Award-winning Theatre Peckham and Words of Colour have secured four years funding to inspire Year 8 (12-13 year old) students to reimagine a better future in the year ‘2074’, through creative play and writing mediums.

The Futureland project will collaborate with schools in Southwark, London, to produce a digital resource and creative programme to engage young people from underrepresented backgrounds in literacy, oracy and creativity.

Over four years, nearly 200 students will participate in 10 creative play sessions, learning to express themselves through different creative writing mediums. On completion, they will devise a final performance, showcasing their new skills and visions for a better future.

Funded by The Mercers’ Company, trustee to The St Paul’s Schools Foundation, young people will be mentored by acclaimed and award-winning writers, such as Alex Wheatle MBE, and creatives of colour to create poetry, prose and scripts to develop their literacy skills. They will also be encouraged to engage in creative conversations on societal concerns, from the environment and gentrification to legacy and heritage, as well as explore creative wellbeing.

Joy Francis, Executive Director, Words of Colour, said: “We are excited to partner with Theatre Peckham on Futureland as we are passionate about creating inclusive spaces for marginalised young people to believe that their ideas matter. Research by BookTrust, led by Dr Melanie Ramdarshan Bold, shows the detrimental impact of young people of colour not seeing themselves reflected in books, especially when considering career pathways. This is reinforced through the education system’s lack of diversity within the curriculum. We hope Futureland creates a meaningful dent in this unacceptable reality.”

The initiative is centred in Southwark as it’s a London borough with the sixth highest rate of child poverty across all UK boroughs. In Theatre Peckham’s local wards, this is visible in the huge barrier to housing, local services with high levels of crime.

Suzann McLean MBE, CEO and Artistic Director, Theatre Peckham, said: “Theatre Peckham is grateful to receive this grant as there is a pressing need to address the declining literacy skills among Year 8 students in Southwark. Our partnership with Words of Colour on the Futureland project is a deliberate choice driven by our shared mission to provide access to quality arts education through a culturally diverse lens. We aspire to improve the life chances of young people from underrepresented and socio-economically disadvantaged backgrounds. Together, we can build a brighter future for young people, empowering their self-expression and their ability to thrive.”

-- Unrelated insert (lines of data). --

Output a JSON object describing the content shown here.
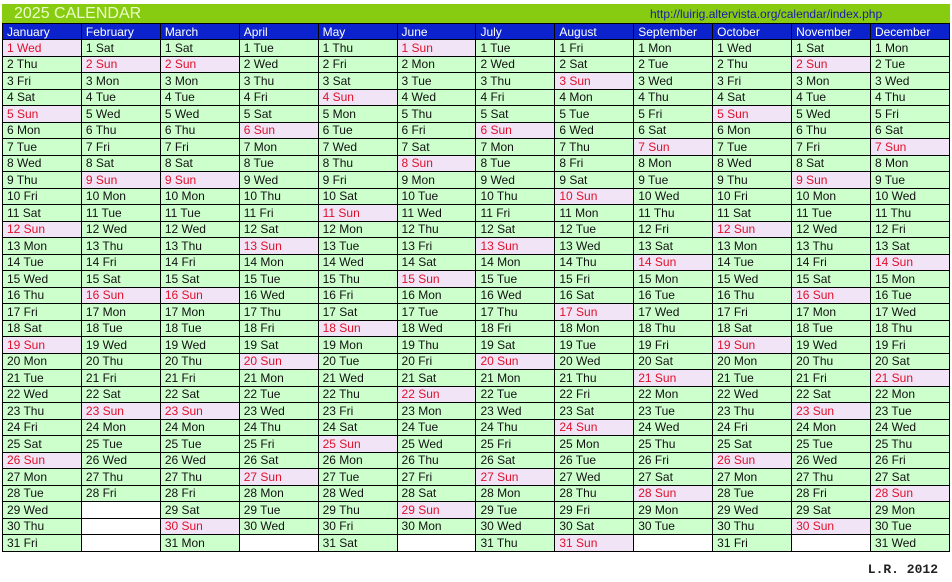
{
  "title": "2025 CALENDAR",
  "url": "http://luirig.altervista.org/calendar/index.php",
  "footer": "L.R. 2012",
  "colors": {
    "title_bar": "#88cc11",
    "header": "#0b22cc",
    "weekday_cell": "#ccffcc",
    "sunday_cell": "#f0e4f6",
    "sunday_text": "#e0102a"
  },
  "holidays": [
    {
      "month": 0,
      "label": "1 Wed"
    }
  ],
  "months": [
    {
      "name": "January",
      "days": [
        "1 Wed",
        "2 Thu",
        "3 Fri",
        "4 Sat",
        "5 Sun",
        "6 Mon",
        "7 Tue",
        "8 Wed",
        "9 Thu",
        "10 Fri",
        "11 Sat",
        "12 Sun",
        "13 Mon",
        "14 Tue",
        "15 Wed",
        "16 Thu",
        "17 Fri",
        "18 Sat",
        "19 Sun",
        "20 Mon",
        "21 Tue",
        "22 Wed",
        "23 Thu",
        "24 Fri",
        "25 Sat",
        "26 Sun",
        "27 Mon",
        "28 Tue",
        "29 Wed",
        "30 Thu",
        "31 Fri"
      ]
    },
    {
      "name": "February",
      "days": [
        "1 Sat",
        "2 Sun",
        "3 Mon",
        "4 Tue",
        "5 Wed",
        "6 Thu",
        "7 Fri",
        "8 Sat",
        "9 Sun",
        "10 Mon",
        "11 Tue",
        "12 Wed",
        "13 Thu",
        "14 Fri",
        "15 Sat",
        "16 Sun",
        "17 Mon",
        "18 Tue",
        "19 Wed",
        "20 Thu",
        "21 Fri",
        "22 Sat",
        "23 Sun",
        "24 Mon",
        "25 Tue",
        "26 Wed",
        "27 Thu",
        "28 Fri"
      ]
    },
    {
      "name": "March",
      "days": [
        "1 Sat",
        "2 Sun",
        "3 Mon",
        "4 Tue",
        "5 Wed",
        "6 Thu",
        "7 Fri",
        "8 Sat",
        "9 Sun",
        "10 Mon",
        "11 Tue",
        "12 Wed",
        "13 Thu",
        "14 Fri",
        "15 Sat",
        "16 Sun",
        "17 Mon",
        "18 Tue",
        "19 Wed",
        "20 Thu",
        "21 Fri",
        "22 Sat",
        "23 Sun",
        "24 Mon",
        "25 Tue",
        "26 Wed",
        "27 Thu",
        "28 Fri",
        "29 Sat",
        "30 Sun",
        "31 Mon"
      ]
    },
    {
      "name": "April",
      "days": [
        "1 Tue",
        "2 Wed",
        "3 Thu",
        "4 Fri",
        "5 Sat",
        "6 Sun",
        "7 Mon",
        "8 Tue",
        "9 Wed",
        "10 Thu",
        "11 Fri",
        "12 Sat",
        "13 Sun",
        "14 Mon",
        "15 Tue",
        "16 Wed",
        "17 Thu",
        "18 Fri",
        "19 Sat",
        "20 Sun",
        "21 Mon",
        "22 Tue",
        "23 Wed",
        "24 Thu",
        "25 Fri",
        "26 Sat",
        "27 Sun",
        "28 Mon",
        "29 Tue",
        "30 Wed"
      ]
    },
    {
      "name": "May",
      "days": [
        "1 Thu",
        "2 Fri",
        "3 Sat",
        "4 Sun",
        "5 Mon",
        "6 Tue",
        "7 Wed",
        "8 Thu",
        "9 Fri",
        "10 Sat",
        "11 Sun",
        "12 Mon",
        "13 Tue",
        "14 Wed",
        "15 Thu",
        "16 Fri",
        "17 Sat",
        "18 Sun",
        "19 Mon",
        "20 Tue",
        "21 Wed",
        "22 Thu",
        "23 Fri",
        "24 Sat",
        "25 Sun",
        "26 Mon",
        "27 Tue",
        "28 Wed",
        "29 Thu",
        "30 Fri",
        "31 Sat"
      ]
    },
    {
      "name": "June",
      "days": [
        "1 Sun",
        "2 Mon",
        "3 Tue",
        "4 Wed",
        "5 Thu",
        "6 Fri",
        "7 Sat",
        "8 Sun",
        "9 Mon",
        "10 Tue",
        "11 Wed",
        "12 Thu",
        "13 Fri",
        "14 Sat",
        "15 Sun",
        "16 Mon",
        "17 Tue",
        "18 Wed",
        "19 Thu",
        "20 Fri",
        "21 Sat",
        "22 Sun",
        "23 Mon",
        "24 Tue",
        "25 Wed",
        "26 Thu",
        "27 Fri",
        "28 Sat",
        "29 Sun",
        "30 Mon"
      ]
    },
    {
      "name": "July",
      "days": [
        "1 Tue",
        "2 Wed",
        "3 Thu",
        "4 Fri",
        "5 Sat",
        "6 Sun",
        "7 Mon",
        "8 Tue",
        "9 Wed",
        "10 Thu",
        "11 Fri",
        "12 Sat",
        "13 Sun",
        "14 Mon",
        "15 Tue",
        "16 Wed",
        "17 Thu",
        "18 Fri",
        "19 Sat",
        "20 Sun",
        "21 Mon",
        "22 Tue",
        "23 Wed",
        "24 Thu",
        "25 Fri",
        "26 Sat",
        "27 Sun",
        "28 Mon",
        "29 Tue",
        "30 Wed",
        "31 Thu"
      ]
    },
    {
      "name": "August",
      "days": [
        "1 Fri",
        "2 Sat",
        "3 Sun",
        "4 Mon",
        "5 Tue",
        "6 Wed",
        "7 Thu",
        "8 Fri",
        "9 Sat",
        "10 Sun",
        "11 Mon",
        "12 Tue",
        "13 Wed",
        "14 Thu",
        "15 Fri",
        "16 Sat",
        "17 Sun",
        "18 Mon",
        "19 Tue",
        "20 Wed",
        "21 Thu",
        "22 Fri",
        "23 Sat",
        "24 Sun",
        "25 Mon",
        "26 Tue",
        "27 Wed",
        "28 Thu",
        "29 Fri",
        "30 Sat",
        "31 Sun"
      ]
    },
    {
      "name": "September",
      "days": [
        "1 Mon",
        "2 Tue",
        "3 Wed",
        "4 Thu",
        "5 Fri",
        "6 Sat",
        "7 Sun",
        "8 Mon",
        "9 Tue",
        "10 Wed",
        "11 Thu",
        "12 Fri",
        "13 Sat",
        "14 Sun",
        "15 Mon",
        "16 Tue",
        "17 Wed",
        "18 Thu",
        "19 Fri",
        "20 Sat",
        "21 Sun",
        "22 Mon",
        "23 Tue",
        "24 Wed",
        "25 Thu",
        "26 Fri",
        "27 Sat",
        "28 Sun",
        "29 Mon",
        "30 Tue"
      ]
    },
    {
      "name": "October",
      "days": [
        "1 Wed",
        "2 Thu",
        "3 Fri",
        "4 Sat",
        "5 Sun",
        "6 Mon",
        "7 Tue",
        "8 Wed",
        "9 Thu",
        "10 Fri",
        "11 Sat",
        "12 Sun",
        "13 Mon",
        "14 Tue",
        "15 Wed",
        "16 Thu",
        "17 Fri",
        "18 Sat",
        "19 Sun",
        "20 Mon",
        "21 Tue",
        "22 Wed",
        "23 Thu",
        "24 Fri",
        "25 Sat",
        "26 Sun",
        "27 Mon",
        "28 Tue",
        "29 Wed",
        "30 Thu",
        "31 Fri"
      ]
    },
    {
      "name": "November",
      "days": [
        "1 Sat",
        "2 Sun",
        "3 Mon",
        "4 Tue",
        "5 Wed",
        "6 Thu",
        "7 Fri",
        "8 Sat",
        "9 Sun",
        "10 Mon",
        "11 Tue",
        "12 Wed",
        "13 Thu",
        "14 Fri",
        "15 Sat",
        "16 Sun",
        "17 Mon",
        "18 Tue",
        "19 Wed",
        "20 Thu",
        "21 Fri",
        "22 Sat",
        "23 Sun",
        "24 Mon",
        "25 Tue",
        "26 Wed",
        "27 Thu",
        "28 Fri",
        "29 Sat",
        "30 Sun"
      ]
    },
    {
      "name": "December",
      "days": [
        "1 Mon",
        "2 Tue",
        "3 Wed",
        "4 Thu",
        "5 Fri",
        "6 Sat",
        "7 Sun",
        "8 Mon",
        "9 Tue",
        "10 Wed",
        "11 Thu",
        "12 Fri",
        "13 Sat",
        "14 Sun",
        "15 Mon",
        "16 Tue",
        "17 Wed",
        "18 Thu",
        "19 Fri",
        "20 Sat",
        "21 Sun",
        "22 Mon",
        "23 Tue",
        "24 Wed",
        "25 Thu",
        "26 Fri",
        "27 Sat",
        "28 Sun",
        "29 Mon",
        "30 Tue",
        "31 Wed"
      ]
    }
  ]
}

Futureland fills a gap in the UK curriculum in its ability to explore writing by writers of colour, who are critically underrepresented and under-studied across the curriculum. Reports from the National Literacy Trust show that more children from global majority backgrounds than White backgrounds say that they don’t see themselves in what they read (40% vs. 30.5%). This is particularly true for children from Black ethnic backgrounds.

Jack Burkill, Associate Assistant Principal, Harris Academy Peckham, one of Futureland’s participating schools, said: “Harris Academy Peckham are delighted to be working with Theatre Peckham and Words of Colour on Futureland. We believe that our school is made stronger by its rich and varied community and are proud that Futureland will create a platform for previously unheard voices. Our school is a microcosm of Peckham itself, and with that in mind, we are thrilled to have the opportunity to work collaboratively to create a curriculum that truly represents the diverse nature of our cohort.”

Award-winning YA writer, playwright and scriptwriter Alex Wheatle MBE, who has worked with children in school settings nationally for decades, added:Futureland is a wonderful initiative to engage young people in deprived areas, and for them to express their hopes for the future in art form.  I believe it will benefit their wellbeing as well as meet their need to be heard. Creativity and forward thinking are necessary tools to tackle the modern world for young people, and I strongly believe this project fulfils that requirement.  I for one am very much looking forward to what material the young people involved in this project create.”

Futureland officially begins in March 2024, and the writers and creatives appointed for the first year of the programme will be announced in the Summer.